Step-by-Step Example

Example 1 (Basic > ₹15,000): If your Basic + DA is ₹50,000 and your employer contributes 12% (₹6,000), your employee contribution is ₹6,000. Your employer's share is bifurcated: ₹1,250 goes to EPS (Account No. 10), and the remaining ₹4,750 goes to your EPF retirement corpus (Account No. 1). Total monthly EPF deposit = ₹10,750. Example 2 (VPF & Tax Check): If you voluntarily add ₹10,000/month in VPF alongside your statutory ₹6,000 contribution, your total employee contribution is ₹16,000/month (₹1,92,000/year). Since this is below the Budget 2021 statutory limit of ₹2,50,000/year, 100% of the interest earned remains completely tax-free under Section 10(11).
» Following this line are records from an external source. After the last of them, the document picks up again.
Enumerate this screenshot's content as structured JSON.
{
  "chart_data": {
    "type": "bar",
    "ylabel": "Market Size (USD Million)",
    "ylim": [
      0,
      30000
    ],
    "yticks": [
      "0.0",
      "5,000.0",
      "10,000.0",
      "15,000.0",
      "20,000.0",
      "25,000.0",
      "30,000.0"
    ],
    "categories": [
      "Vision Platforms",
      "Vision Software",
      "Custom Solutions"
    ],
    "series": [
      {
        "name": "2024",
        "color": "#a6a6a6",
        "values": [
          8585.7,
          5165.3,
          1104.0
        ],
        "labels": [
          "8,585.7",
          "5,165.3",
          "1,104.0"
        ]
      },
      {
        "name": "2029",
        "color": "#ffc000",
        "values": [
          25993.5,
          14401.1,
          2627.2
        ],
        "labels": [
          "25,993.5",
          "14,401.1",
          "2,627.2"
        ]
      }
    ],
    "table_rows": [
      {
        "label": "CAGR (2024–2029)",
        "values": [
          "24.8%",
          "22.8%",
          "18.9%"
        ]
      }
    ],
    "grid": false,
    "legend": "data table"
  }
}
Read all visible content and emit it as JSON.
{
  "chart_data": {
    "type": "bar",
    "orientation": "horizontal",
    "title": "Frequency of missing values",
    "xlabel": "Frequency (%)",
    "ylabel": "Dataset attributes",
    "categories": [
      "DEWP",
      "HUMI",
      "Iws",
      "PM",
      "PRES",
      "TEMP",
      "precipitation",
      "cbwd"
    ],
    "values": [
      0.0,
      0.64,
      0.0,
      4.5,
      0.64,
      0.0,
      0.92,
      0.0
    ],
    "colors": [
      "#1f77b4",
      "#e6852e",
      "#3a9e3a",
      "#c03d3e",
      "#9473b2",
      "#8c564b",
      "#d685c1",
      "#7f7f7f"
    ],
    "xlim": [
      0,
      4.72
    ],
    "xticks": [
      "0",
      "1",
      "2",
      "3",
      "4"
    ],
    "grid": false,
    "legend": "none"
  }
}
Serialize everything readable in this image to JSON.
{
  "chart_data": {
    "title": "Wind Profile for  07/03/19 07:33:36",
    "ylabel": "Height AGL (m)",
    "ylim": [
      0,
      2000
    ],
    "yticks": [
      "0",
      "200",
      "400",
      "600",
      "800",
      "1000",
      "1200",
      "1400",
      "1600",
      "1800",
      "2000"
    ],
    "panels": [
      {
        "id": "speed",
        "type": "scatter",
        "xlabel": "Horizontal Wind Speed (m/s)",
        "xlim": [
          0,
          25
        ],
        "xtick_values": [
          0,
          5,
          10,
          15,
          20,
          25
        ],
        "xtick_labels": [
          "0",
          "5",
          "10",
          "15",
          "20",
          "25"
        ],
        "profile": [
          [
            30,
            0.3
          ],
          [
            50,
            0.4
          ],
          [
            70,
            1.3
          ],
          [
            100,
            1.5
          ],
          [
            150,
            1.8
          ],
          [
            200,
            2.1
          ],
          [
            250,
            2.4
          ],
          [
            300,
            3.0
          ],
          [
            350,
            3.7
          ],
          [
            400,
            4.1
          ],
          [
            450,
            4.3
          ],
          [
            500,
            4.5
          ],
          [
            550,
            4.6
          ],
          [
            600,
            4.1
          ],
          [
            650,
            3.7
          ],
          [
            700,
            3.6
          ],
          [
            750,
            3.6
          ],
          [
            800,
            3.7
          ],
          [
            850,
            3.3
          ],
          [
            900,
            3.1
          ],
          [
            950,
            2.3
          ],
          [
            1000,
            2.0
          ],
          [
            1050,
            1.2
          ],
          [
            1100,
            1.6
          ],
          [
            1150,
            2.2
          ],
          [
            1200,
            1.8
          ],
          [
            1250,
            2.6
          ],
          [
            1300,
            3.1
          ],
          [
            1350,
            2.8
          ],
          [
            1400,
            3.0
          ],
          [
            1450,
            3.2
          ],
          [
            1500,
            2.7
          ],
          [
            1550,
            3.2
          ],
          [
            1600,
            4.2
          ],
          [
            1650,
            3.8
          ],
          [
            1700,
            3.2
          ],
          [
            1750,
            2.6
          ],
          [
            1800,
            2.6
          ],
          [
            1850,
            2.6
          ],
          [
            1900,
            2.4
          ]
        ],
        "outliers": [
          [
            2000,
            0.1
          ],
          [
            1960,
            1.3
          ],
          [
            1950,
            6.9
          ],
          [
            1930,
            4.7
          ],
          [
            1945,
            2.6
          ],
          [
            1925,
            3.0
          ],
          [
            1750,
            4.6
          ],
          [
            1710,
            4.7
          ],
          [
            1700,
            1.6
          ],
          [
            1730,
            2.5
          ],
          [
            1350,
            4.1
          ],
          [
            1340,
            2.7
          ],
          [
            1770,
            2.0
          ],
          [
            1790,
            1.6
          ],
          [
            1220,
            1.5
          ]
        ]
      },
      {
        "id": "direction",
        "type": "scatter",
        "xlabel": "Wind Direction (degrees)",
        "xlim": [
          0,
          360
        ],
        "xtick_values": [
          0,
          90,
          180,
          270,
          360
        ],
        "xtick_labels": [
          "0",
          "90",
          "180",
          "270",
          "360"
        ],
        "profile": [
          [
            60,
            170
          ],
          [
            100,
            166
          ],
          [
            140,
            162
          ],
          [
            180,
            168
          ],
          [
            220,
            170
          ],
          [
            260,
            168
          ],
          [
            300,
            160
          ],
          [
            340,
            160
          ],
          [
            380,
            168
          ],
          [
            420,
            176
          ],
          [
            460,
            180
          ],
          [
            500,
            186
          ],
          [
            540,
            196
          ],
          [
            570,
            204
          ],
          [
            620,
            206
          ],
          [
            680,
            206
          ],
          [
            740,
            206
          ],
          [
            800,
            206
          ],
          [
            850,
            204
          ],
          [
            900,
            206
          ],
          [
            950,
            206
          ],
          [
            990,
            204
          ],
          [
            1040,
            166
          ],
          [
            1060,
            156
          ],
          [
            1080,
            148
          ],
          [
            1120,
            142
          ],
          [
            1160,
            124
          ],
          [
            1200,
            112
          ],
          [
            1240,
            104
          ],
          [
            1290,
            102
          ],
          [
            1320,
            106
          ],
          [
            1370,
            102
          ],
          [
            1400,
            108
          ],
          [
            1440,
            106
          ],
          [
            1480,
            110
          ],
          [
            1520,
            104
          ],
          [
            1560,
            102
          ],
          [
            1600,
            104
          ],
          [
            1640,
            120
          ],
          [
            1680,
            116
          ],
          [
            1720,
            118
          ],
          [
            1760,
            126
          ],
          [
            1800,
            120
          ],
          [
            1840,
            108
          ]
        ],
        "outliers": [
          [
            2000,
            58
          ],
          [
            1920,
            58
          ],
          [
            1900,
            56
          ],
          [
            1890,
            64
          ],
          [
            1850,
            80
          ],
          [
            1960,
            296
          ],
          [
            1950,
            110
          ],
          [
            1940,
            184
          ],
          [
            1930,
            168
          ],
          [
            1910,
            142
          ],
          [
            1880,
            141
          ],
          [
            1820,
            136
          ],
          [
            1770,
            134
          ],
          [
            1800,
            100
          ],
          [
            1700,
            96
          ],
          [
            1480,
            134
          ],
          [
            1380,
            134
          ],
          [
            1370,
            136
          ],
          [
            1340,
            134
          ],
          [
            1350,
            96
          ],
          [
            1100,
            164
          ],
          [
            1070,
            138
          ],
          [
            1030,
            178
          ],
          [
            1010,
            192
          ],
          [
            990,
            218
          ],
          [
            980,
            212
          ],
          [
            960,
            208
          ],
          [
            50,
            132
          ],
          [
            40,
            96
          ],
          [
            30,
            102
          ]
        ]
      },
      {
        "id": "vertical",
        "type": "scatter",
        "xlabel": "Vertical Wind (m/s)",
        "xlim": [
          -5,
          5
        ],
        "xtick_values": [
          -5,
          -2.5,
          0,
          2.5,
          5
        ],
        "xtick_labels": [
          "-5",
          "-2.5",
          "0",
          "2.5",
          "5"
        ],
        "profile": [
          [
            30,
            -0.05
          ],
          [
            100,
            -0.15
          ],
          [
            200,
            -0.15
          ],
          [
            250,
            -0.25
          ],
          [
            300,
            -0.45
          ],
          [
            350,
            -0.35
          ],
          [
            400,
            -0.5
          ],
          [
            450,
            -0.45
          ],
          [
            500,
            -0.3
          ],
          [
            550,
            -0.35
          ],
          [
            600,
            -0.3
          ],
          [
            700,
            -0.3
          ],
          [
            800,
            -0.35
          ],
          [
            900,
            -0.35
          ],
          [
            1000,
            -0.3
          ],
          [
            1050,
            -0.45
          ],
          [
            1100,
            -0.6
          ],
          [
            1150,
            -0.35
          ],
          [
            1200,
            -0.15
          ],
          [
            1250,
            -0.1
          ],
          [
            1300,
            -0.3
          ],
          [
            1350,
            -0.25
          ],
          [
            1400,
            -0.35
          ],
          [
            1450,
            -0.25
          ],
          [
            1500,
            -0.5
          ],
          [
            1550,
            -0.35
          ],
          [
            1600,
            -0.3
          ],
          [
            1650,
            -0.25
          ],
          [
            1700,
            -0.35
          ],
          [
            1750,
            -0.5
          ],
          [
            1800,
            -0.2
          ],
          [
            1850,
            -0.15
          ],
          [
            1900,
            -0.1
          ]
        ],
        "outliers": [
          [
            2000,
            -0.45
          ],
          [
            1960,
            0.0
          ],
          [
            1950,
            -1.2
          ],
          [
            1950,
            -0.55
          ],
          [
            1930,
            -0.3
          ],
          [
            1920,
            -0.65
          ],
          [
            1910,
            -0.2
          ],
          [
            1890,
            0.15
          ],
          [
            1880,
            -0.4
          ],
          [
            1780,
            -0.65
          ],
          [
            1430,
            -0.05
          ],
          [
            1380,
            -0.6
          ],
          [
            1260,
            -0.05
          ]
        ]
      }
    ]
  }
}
Frequently Asked Questions

Under Paragraph 3 of the Employees' Pension Scheme, 1995 (EPS-95), the maximum statutory wage ceiling for calculating pension contribution is ₹15,000 per month. Therefore, 8.33% of ₹15,000 equals exactly ₹1,250 per month (`Math.round(15000 * 0.0833)`). Any excess employer contribution above ₹1,250 is deposited directly into your EPF retirement account.
Under Paragraph 60 of the EPF Scheme 1952, interest is calculated on a monthly running balance basis on the opening balance plus the deposit made during that month. However, the accumulated monthly interest is credited to your passbook only once at the end of the financial year (on March 31).
Effective April 1, 2021 (amendment to Section 10(11) and 10(12)), if an employee's total contribution (EPF + VPF) exceeds ₹2,50,000 in a financial year, the interest earned on the contribution amount exceeding ₹2,50,000 is subject to income tax at your applicable marginal tax slab.
Under EPS-95, membership in the pension scheme terminates upon attaining the age of 58 years. For employees aged 58 and above who continue working, 0% is diverted to EPS, and the entire 12% employer contribution goes straight into your EPF Account No. 1.
EPF withdrawal is 100% tax-free under Section 10(12) provided you have completed at least five (5) continuous years of service (which can include service transferred from previous employers). If withdrawn before 5 continuous years without statutory exemption, the entire accumulated employer contribution and interest become taxable.
Yes, under Section 6 of the EPF Act, establishments in specific industries (such as beedi, brick, jute, coir, guar gum) or companies employing less than 20 persons or declared sick industrial units are permitted to contribute at a restricted statutory rate of 10% of basic pay.
VPF allows salaried employees to voluntarily contribute more than the statutory 12% of basic pay into their EPF account (up to 100% of basic salary + DA). VPF earns the exact same annual compound interest rate as EPF (currently 8.25% p.a.) and enjoys government backing.
No. Employers pay separate statutory administrative charges (Account No. 2 at 0.50% and EDLI Account No. 21 at 0.50%) directly to EPFO over and above the 12% contribution. These charges are never deducted from or added to your personal EPF or EPS passbook balances.